Quien la desea consciente o inconscientemente. Aquellos y aquellas que escuchan su interior y que son fieles a sus deseos profundos: de amor, de justicia, de fraternidad, de plenitud, de humanidad… Dios nos habla en nuestro interior y necesitamos hacer silencio en nuestra vida para escucharle.
Este es un gran reto en esta sociedad del consumo y del entretenimiento. Nuestras necesidades nos las descubre la propaganda e inmediatamente nos ofrece una solución para satisfacerlas: la salud, la belleza, la moda, la vida social…
¿Qué nos va aportando la experiencia de Dios?
- Humanidad. A medida que experimentamos esa experiencia de Dios en nuestras vidas constatamos que nos hacemos más humanos, más sensibles a los problemas de los demás, más cercanos a los que sufren, más tolerantes, más fraternos…
- Gratitud y sencillez. La experiencia de Dios no es una conquista, es un regalo. No es algo que nos hemos ganado y que nos podemos apropiar, es lo que experimentamos y disfrutamos gratuitamente en la vida concreta.
- Confianza. Alguien que va experimentando a Dios en su vida va creciendo en confianza que no es lo mismo que seguridad. La imagen que me viene a la mente es la del niño pequeño ante su madre: él no tiene seguridad, no le hace falta, pero no tiene miedo porque sabe que su madre le dará lo que necesite y confía en ella.
- Libertad. La historia está llena de hombres y mujeres que nos han dejado el ejemplo de la libertad que da la experiencia de Dios. Jesús, el hombre libre por excelencia, libre frente al poder político y religioso de su tiempo y también frente a su propia naturaleza. “Padre, si es posible que pase de mi este cáliz, pero no se haga mi voluntad sino la tuya”.Yo, en mi pequeña historia personal, he tenido la oportunidad de experimentar la libertad que nos da defender causas justas, Jn 8, 32 “Y la verdad os hará libres”; y en Mc 13, 11“Y cuando os lleven para entregaros, no os preocupéis de que vais a hablar; sino hablad lo que se os comunique en aquel momento, porque no seréis vosotros los que hablareis sino el Espíritu de Dios que habita en vosotros”, Estos textos del Evangelio son hoy para mí una experiencia profunda que forma parte de mi vida.
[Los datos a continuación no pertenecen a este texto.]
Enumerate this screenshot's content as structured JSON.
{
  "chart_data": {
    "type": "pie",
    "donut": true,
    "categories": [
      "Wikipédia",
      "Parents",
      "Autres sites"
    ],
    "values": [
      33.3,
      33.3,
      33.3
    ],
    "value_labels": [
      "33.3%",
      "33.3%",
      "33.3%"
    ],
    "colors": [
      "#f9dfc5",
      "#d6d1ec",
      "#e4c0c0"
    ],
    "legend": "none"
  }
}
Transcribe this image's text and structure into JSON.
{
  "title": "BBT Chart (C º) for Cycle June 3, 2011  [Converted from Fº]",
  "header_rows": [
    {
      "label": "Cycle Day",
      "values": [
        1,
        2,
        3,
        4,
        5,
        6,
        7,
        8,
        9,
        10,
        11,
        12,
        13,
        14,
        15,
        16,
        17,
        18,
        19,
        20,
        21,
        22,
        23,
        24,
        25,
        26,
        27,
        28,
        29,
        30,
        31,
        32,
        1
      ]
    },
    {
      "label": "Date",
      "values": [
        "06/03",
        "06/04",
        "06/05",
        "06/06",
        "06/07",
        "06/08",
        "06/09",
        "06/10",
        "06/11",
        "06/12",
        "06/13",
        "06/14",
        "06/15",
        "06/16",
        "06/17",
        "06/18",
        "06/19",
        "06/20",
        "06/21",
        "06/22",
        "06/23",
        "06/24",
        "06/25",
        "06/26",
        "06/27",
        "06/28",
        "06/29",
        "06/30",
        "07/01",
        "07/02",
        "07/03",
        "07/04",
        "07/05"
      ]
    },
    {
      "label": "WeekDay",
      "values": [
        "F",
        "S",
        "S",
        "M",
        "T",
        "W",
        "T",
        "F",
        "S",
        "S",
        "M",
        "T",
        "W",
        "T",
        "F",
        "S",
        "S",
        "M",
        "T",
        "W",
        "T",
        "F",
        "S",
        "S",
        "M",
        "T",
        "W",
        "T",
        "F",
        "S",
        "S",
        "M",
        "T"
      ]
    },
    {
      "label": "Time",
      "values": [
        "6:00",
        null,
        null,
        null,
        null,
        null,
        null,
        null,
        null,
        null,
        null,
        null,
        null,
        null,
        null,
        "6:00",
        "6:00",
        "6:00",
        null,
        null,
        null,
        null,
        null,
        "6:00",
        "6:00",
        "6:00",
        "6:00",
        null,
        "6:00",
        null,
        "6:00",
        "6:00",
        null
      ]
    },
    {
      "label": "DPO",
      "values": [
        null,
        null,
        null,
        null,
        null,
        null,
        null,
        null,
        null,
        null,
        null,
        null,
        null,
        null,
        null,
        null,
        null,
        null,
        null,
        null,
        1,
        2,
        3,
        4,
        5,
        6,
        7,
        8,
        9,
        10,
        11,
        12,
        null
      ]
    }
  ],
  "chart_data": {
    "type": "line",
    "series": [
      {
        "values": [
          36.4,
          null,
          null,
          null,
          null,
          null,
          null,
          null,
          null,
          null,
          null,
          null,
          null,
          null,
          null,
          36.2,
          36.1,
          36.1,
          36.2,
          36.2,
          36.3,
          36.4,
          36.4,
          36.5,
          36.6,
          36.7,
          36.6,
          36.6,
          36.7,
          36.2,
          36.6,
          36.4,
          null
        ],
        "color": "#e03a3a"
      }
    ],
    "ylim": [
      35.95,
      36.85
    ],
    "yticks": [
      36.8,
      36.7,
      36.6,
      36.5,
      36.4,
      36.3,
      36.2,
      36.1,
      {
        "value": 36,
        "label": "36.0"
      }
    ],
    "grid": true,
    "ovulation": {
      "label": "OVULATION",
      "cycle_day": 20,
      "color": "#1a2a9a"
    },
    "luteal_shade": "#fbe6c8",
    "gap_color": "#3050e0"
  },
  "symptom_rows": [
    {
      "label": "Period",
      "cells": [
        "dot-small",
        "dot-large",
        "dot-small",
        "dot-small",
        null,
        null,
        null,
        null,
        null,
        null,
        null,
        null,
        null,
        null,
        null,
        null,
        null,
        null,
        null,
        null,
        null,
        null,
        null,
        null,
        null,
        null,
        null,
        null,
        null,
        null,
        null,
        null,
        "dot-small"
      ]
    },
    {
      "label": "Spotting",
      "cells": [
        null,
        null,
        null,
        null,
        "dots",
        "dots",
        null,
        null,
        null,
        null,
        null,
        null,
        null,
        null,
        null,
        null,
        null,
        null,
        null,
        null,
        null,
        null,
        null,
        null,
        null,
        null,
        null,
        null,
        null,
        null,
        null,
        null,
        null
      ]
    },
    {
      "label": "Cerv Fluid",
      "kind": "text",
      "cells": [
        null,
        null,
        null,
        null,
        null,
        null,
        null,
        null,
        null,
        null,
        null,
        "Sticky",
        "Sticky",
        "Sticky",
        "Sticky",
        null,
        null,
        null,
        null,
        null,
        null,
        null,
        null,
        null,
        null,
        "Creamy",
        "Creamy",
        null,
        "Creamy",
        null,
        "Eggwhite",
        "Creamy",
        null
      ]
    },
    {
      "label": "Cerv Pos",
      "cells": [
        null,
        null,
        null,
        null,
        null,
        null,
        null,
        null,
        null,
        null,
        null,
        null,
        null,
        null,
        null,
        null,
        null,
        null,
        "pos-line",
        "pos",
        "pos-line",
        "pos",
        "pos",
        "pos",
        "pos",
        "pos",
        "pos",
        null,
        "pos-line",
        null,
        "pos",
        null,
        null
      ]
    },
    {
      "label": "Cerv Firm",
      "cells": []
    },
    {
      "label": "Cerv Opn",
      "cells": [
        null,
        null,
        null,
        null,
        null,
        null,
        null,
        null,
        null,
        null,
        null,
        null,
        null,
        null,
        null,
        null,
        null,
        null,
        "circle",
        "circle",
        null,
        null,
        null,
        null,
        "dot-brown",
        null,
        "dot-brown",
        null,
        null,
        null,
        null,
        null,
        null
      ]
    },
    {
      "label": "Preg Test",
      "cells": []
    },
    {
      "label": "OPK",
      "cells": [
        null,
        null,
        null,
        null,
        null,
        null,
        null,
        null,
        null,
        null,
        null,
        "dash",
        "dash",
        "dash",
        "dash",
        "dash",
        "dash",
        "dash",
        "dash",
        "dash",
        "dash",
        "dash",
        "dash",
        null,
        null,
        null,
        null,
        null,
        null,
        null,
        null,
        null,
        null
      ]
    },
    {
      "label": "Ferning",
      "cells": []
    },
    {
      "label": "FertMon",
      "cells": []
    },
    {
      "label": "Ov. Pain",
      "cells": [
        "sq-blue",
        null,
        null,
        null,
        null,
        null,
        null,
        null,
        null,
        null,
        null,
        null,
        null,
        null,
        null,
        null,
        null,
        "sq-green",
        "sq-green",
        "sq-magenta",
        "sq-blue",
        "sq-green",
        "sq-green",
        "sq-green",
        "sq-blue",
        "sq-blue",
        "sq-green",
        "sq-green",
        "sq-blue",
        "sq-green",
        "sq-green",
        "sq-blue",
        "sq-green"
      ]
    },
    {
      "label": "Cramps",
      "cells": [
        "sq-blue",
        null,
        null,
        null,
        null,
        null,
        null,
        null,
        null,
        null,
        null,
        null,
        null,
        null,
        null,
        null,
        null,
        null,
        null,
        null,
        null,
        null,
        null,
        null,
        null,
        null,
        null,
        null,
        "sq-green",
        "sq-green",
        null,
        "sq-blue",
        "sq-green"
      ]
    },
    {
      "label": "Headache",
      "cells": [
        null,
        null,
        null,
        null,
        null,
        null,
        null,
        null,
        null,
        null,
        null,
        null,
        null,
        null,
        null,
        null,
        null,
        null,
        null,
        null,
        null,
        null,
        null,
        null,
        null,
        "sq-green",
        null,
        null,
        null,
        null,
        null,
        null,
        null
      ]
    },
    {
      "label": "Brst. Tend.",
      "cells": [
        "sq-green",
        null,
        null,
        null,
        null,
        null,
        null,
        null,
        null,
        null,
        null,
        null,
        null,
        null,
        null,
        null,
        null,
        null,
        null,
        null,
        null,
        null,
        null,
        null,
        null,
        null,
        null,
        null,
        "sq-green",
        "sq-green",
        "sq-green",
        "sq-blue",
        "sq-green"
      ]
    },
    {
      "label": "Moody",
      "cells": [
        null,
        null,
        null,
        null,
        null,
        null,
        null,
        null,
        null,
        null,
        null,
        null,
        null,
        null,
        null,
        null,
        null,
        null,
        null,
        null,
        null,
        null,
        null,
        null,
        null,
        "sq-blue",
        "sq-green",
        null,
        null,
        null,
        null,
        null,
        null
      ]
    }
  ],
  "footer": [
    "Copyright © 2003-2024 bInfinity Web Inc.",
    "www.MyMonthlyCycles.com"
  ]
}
Sí, hoy le daría la misma respuesta a Vicente: hice esta opción a los 18 años porque Dios me enamoró y, caminando con El y con los hombres y mujeres que se cruzan en mi vida, ese amor sigue creciendo. Cuando miro el camino recorrido veo que su presencia lo hace luminoso. Cuando miro el presente, a pesar de su sombrío telón de fondo, no me asusta pues sé que El sigue caminando con nosotros.